Neurohospitalist. 2017 Oct;7(4):159-163. doi: 10.1177/1941874416689358. Epub 2017 Jan 17.
To determine whether e-mail is a useful mechanism to provide prompt, case-specific data feedback and improve door-to-needle (DTN) time for acute ischemic stroke treated with intravenous tissue plasminogen activator (IV-tPA) in the emergency department (ED) at a high-volume academic stroke center.
We instituted a quality improvement project at Columbia University Medical Center where clinical details are shared via e-mail with the entire treatment team after every case of IV-tPA administration in the ED. Door-to-needle and component times were compared between the prefeedback (January 2013 to March 2015) and postfeedback intervention (April 2015 to June 2016) periods.

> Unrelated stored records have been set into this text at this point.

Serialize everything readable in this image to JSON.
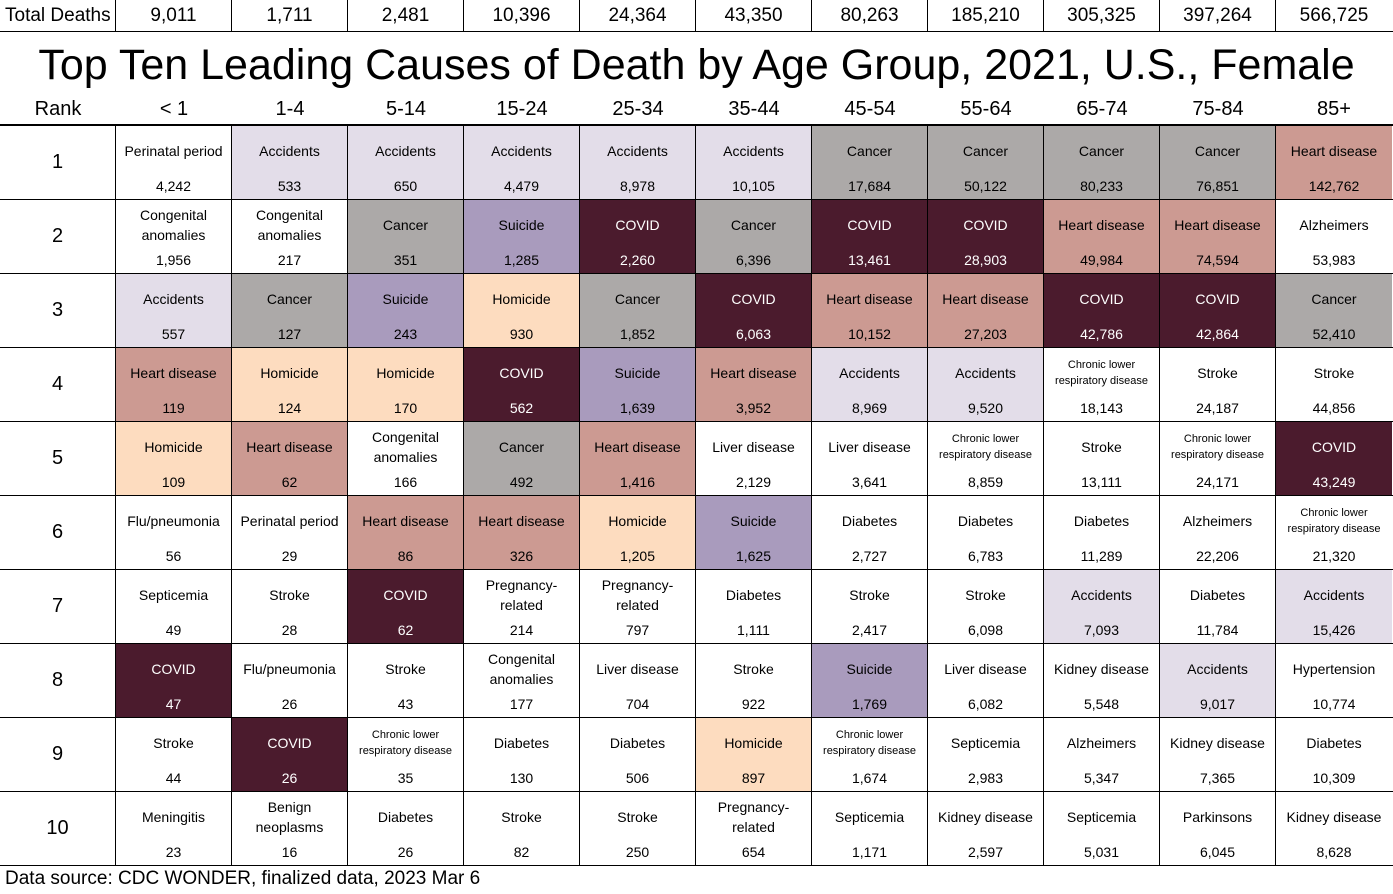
{
  "total_label": "Total Deaths",
  "title": "Top Ten Leading Causes of Death by Age Group, 2021, U.S., Female",
  "rank_header": "Rank",
  "source": "Data source: CDC WONDER, finalized data, 2023 Mar 6",
  "colors": {
    "Accidents": "#e3dde9",
    "Cancer": "#aca9a8",
    "Heart disease": "#cc9a92",
    "COVID": "#4b1b2d",
    "Suicide": "#a99bbd",
    "Homicide": "#fddcbf",
    "default": "#ffffff"
  },
  "chart_data": {
    "type": "table",
    "title": "Top Ten Leading Causes of Death by Age Group, 2021, U.S., Female",
    "age_groups": [
      "< 1",
      "1-4",
      "5-14",
      "15-24",
      "25-34",
      "35-44",
      "45-54",
      "55-64",
      "65-74",
      "75-84",
      "85+"
    ],
    "total_deaths": [
      "9,011",
      "1,711",
      "2,481",
      "10,396",
      "24,364",
      "43,350",
      "80,263",
      "185,210",
      "305,325",
      "397,264",
      "566,725"
    ],
    "ranks": [
      {
        "rank": "1",
        "cells": [
          {
            "cause": "Perinatal period",
            "deaths": "4,242"
          },
          {
            "cause": "Accidents",
            "deaths": "533"
          },
          {
            "cause": "Accidents",
            "deaths": "650"
          },
          {
            "cause": "Accidents",
            "deaths": "4,479"
          },
          {
            "cause": "Accidents",
            "deaths": "8,978"
          },
          {
            "cause": "Accidents",
            "deaths": "10,105"
          },
          {
            "cause": "Cancer",
            "deaths": "17,684"
          },
          {
            "cause": "Cancer",
            "deaths": "50,122"
          },
          {
            "cause": "Cancer",
            "deaths": "80,233"
          },
          {
            "cause": "Cancer",
            "deaths": "76,851"
          },
          {
            "cause": "Heart disease",
            "deaths": "142,762"
          }
        ]
      },
      {
        "rank": "2",
        "cells": [
          {
            "cause": "Congenital anomalies",
            "deaths": "1,956"
          },
          {
            "cause": "Congenital anomalies",
            "deaths": "217"
          },
          {
            "cause": "Cancer",
            "deaths": "351"
          },
          {
            "cause": "Suicide",
            "deaths": "1,285"
          },
          {
            "cause": "COVID",
            "deaths": "2,260"
          },
          {
            "cause": "Cancer",
            "deaths": "6,396"
          },
          {
            "cause": "COVID",
            "deaths": "13,461"
          },
          {
            "cause": "COVID",
            "deaths": "28,903"
          },
          {
            "cause": "Heart disease",
            "deaths": "49,984"
          },
          {
            "cause": "Heart disease",
            "deaths": "74,594"
          },
          {
            "cause": "Alzheimers",
            "deaths": "53,983"
          }
        ]
      },
      {
        "rank": "3",
        "cells": [
          {
            "cause": "Accidents",
            "deaths": "557"
          },
          {
            "cause": "Cancer",
            "deaths": "127"
          },
          {
            "cause": "Suicide",
            "deaths": "243"
          },
          {
            "cause": "Homicide",
            "deaths": "930"
          },
          {
            "cause": "Cancer",
            "deaths": "1,852"
          },
          {
            "cause": "COVID",
            "deaths": "6,063"
          },
          {
            "cause": "Heart disease",
            "deaths": "10,152"
          },
          {
            "cause": "Heart disease",
            "deaths": "27,203"
          },
          {
            "cause": "COVID",
            "deaths": "42,786"
          },
          {
            "cause": "COVID",
            "deaths": "42,864"
          },
          {
            "cause": "Cancer",
            "deaths": "52,410"
          }
        ]
      },
      {
        "rank": "4",
        "cells": [
          {
            "cause": "Heart disease",
            "deaths": "119"
          },
          {
            "cause": "Homicide",
            "deaths": "124"
          },
          {
            "cause": "Homicide",
            "deaths": "170"
          },
          {
            "cause": "COVID",
            "deaths": "562"
          },
          {
            "cause": "Suicide",
            "deaths": "1,639"
          },
          {
            "cause": "Heart disease",
            "deaths": "3,952"
          },
          {
            "cause": "Accidents",
            "deaths": "8,969"
          },
          {
            "cause": "Accidents",
            "deaths": "9,520"
          },
          {
            "cause": "Chronic lower respiratory disease",
            "deaths": "18,143"
          },
          {
            "cause": "Stroke",
            "deaths": "24,187"
          },
          {
            "cause": "Stroke",
            "deaths": "44,856"
          }
        ]
      },
      {
        "rank": "5",
        "cells": [
          {
            "cause": "Homicide",
            "deaths": "109"
          },
          {
            "cause": "Heart disease",
            "deaths": "62"
          },
          {
            "cause": "Congenital anomalies",
            "deaths": "166"
          },
          {
            "cause": "Cancer",
            "deaths": "492"
          },
          {
            "cause": "Heart disease",
            "deaths": "1,416"
          },
          {
            "cause": "Liver disease",
            "deaths": "2,129"
          },
          {
            "cause": "Liver disease",
            "deaths": "3,641"
          },
          {
            "cause": "Chronic lower respiratory disease",
            "deaths": "8,859"
          },
          {
            "cause": "Stroke",
            "deaths": "13,111"
          },
          {
            "cause": "Chronic lower respiratory disease",
            "deaths": "24,171"
          },
          {
            "cause": "COVID",
            "deaths": "43,249"
          }
        ]
      },
      {
        "rank": "6",
        "cells": [
          {
            "cause": "Flu/pneumonia",
            "deaths": "56"
          },
          {
            "cause": "Perinatal period",
            "deaths": "29"
          },
          {
            "cause": "Heart disease",
            "deaths": "86"
          },
          {
            "cause": "Heart disease",
            "deaths": "326"
          },
          {
            "cause": "Homicide",
            "deaths": "1,205"
          },
          {
            "cause": "Suicide",
            "deaths": "1,625"
          },
          {
            "cause": "Diabetes",
            "deaths": "2,727"
          },
          {
            "cause": "Diabetes",
            "deaths": "6,783"
          },
          {
            "cause": "Diabetes",
            "deaths": "11,289"
          },
          {
            "cause": "Alzheimers",
            "deaths": "22,206"
          },
          {
            "cause": "Chronic lower respiratory disease",
            "deaths": "21,320"
          }
        ]
      },
      {
        "rank": "7",
        "cells": [
          {
            "cause": "Septicemia",
            "deaths": "49"
          },
          {
            "cause": "Stroke",
            "deaths": "28"
          },
          {
            "cause": "COVID",
            "deaths": "62"
          },
          {
            "cause": "Pregnancy-related",
            "deaths": "214"
          },
          {
            "cause": "Pregnancy-related",
            "deaths": "797"
          },
          {
            "cause": "Diabetes",
            "deaths": "1,111"
          },
          {
            "cause": "Stroke",
            "deaths": "2,417"
          },
          {
            "cause": "Stroke",
            "deaths": "6,098"
          },
          {
            "cause": "Accidents",
            "deaths": "7,093"
          },
          {
            "cause": "Diabetes",
            "deaths": "11,784"
          },
          {
            "cause": "Accidents",
            "deaths": "15,426"
          }
        ]
      },
      {
        "rank": "8",
        "cells": [
          {
            "cause": "COVID",
            "deaths": "47"
          },
          {
            "cause": "Flu/pneumonia",
            "deaths": "26"
          },
          {
            "cause": "Stroke",
            "deaths": "43"
          },
          {
            "cause": "Congenital anomalies",
            "deaths": "177"
          },
          {
            "cause": "Liver disease",
            "deaths": "704"
          },
          {
            "cause": "Stroke",
            "deaths": "922"
          },
          {
            "cause": "Suicide",
            "deaths": "1,769"
          },
          {
            "cause": "Liver disease",
            "deaths": "6,082"
          },
          {
            "cause": "Kidney disease",
            "deaths": "5,548"
          },
          {
            "cause": "Accidents",
            "deaths": "9,017"
          },
          {
            "cause": "Hypertension",
            "deaths": "10,774"
          }
        ]
      },
      {
        "rank": "9",
        "cells": [
          {
            "cause": "Stroke",
            "deaths": "44"
          },
          {
            "cause": "COVID",
            "deaths": "26"
          },
          {
            "cause": "Chronic lower respiratory disease",
            "deaths": "35"
          },
          {
            "cause": "Diabetes",
            "deaths": "130"
          },
          {
            "cause": "Diabetes",
            "deaths": "506"
          },
          {
            "cause": "Homicide",
            "deaths": "897"
          },
          {
            "cause": "Chronic lower respiratory disease",
            "deaths": "1,674"
          },
          {
            "cause": "Septicemia",
            "deaths": "2,983"
          },
          {
            "cause": "Alzheimers",
            "deaths": "5,347"
          },
          {
            "cause": "Kidney disease",
            "deaths": "7,365"
          },
          {
            "cause": "Diabetes",
            "deaths": "10,309"
          }
        ]
      },
      {
        "rank": "10",
        "cells": [
          {
            "cause": "Meningitis",
            "deaths": "23"
          },
          {
            "cause": "Benign neoplasms",
            "deaths": "16"
          },
          {
            "cause": "Diabetes",
            "deaths": "26"
          },
          {
            "cause": "Stroke",
            "deaths": "82"
          },
          {
            "cause": "Stroke",
            "deaths": "250"
          },
          {
            "cause": "Pregnancy-related",
            "deaths": "654"
          },
          {
            "cause": "Septicemia",
            "deaths": "1,171"
          },
          {
            "cause": "Kidney disease",
            "deaths": "2,597"
          },
          {
            "cause": "Septicemia",
            "deaths": "5,031"
          },
          {
            "cause": "Parkinsons",
            "deaths": "6,045"
          },
          {
            "cause": "Kidney disease",
            "deaths": "8,628"
          }
        ]
      }
    ]
  }
}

A total of 273 cases were included in this analysis, 102 (37%) in the postintervention period. Median door-to-stroke code activation (2 vs 0 minutes, < .01), door-to-CT Scan (21 vs 18 minutes, < .01), and DTN (54 vs 49 minutes, = .17) times were shorter in the postintervention period, although the latter did not reach statistical significance. The proportion of cases with the fastest DTN (≤45 minutes) was higher in the postintervention period (29.2% vs 42.2%, = .03).
E-mail is a simple and effective tool to provide rapid feedback and promote interdisciplinary communication to improve acute stroke care in the ED.
确定电子邮件是否是一种有用的机制,可为一家大型学术性卒中中心急诊科中接受静脉注射组织纤溶酶原激活剂(IV-tPA)治疗的急性缺血性卒中提供及时、针对具体病例的数据反馈,并缩短从入院到溶栓(DTN)时间。
我们在哥伦比亚大学医学中心开展了一项质量改进项目,在急诊科每例IV-tPA给药病例后,通过电子邮件与整个治疗团队共享临床细节。比较了反馈前(2013年1月至2015年3月)和反馈后干预(2015年4月至2016年6月)期间的从入院到卒中代码激活时间、从入院到CT扫描时间和DTN时间。
本分析共纳入273例病例,干预后时期有102例(37%)。干预后时期从入院到卒中代码激活的中位时间(2分钟对0分钟,P<0.01)、从入院到CT扫描的时间(21分钟对18分钟,P<0.01)和DTN时间(54分钟对49分钟,P = 0.17)较短,尽管后者未达到统计学显著性。干预后时期DTN最快(≤45分钟)的病例比例更高(29.2%对42.2%,P = 0.03)。
电子邮件是一种简单有效的工具,可提供快速反馈并促进跨学科交流,以改善急诊科的急性卒中护理。